Kathryn awoke and swore there was an earthquake. Where was she . . . San Francisco? She groaned as her body rejected any attempt at movement. 'They must have drugged me' she thought. 'Yes, Kathryn, that *would* explain why the room is slightly vertigo.' She was going to be sick to her stomach. Her mind rocked with her body . . . the meeting . . . that traitorous bastard Tandrum had turned her over to the Raylexians. But to what avail? She could barely stay awake let alone figure out devious plots.
'Picard never had it this bad' she smirked to herself. She looked around as best as she could . . . her neck strained to turn her skull against the cold steel floor she was lying on.
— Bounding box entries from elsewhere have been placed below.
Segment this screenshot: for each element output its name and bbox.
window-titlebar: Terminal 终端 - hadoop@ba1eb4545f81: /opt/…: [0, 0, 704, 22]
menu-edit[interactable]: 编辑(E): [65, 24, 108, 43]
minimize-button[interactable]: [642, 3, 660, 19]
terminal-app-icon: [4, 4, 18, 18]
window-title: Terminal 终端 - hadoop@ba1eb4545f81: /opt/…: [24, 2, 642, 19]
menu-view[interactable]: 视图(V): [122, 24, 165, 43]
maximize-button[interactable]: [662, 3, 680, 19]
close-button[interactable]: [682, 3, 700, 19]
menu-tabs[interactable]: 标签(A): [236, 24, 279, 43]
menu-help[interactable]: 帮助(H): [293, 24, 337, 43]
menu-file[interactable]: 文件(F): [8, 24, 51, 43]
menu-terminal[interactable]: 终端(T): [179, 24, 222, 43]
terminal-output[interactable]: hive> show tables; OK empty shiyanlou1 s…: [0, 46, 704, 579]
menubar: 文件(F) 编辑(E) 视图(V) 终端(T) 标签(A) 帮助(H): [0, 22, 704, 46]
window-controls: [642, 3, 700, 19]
She was in some kind of holding cell and it brought to mind images of medieval dungeons in the old texts she had explored in her youth.
'Must stay awake' she bit on her bottom lip to keep from letting the drugs get the better of her - she would not give them a moments satisfaction knowing that they had the upper hand. 'What was that poem . . .' her mind whirled for something to concentrate on. Suddenly it came to her, as she mumbled the lines out loud,
She wanted to cry, as memories, of Pheobe and her singing the upbeat, ageless lyrics out loud and clapping in rhythm amidst the cornfields of Indiana, came back to haunt her . . . each word translating into a painful stab of reality that this may be the one time she wouldn't get out of a Delta Quadrant dilemma alive . . .
She was still mumbling the lyrics when rough arms picked her up and dragged her limp body through more steel lined corridors. So it would be . . . she gave a small laugh and felt a hand painfully tighten on her right arm.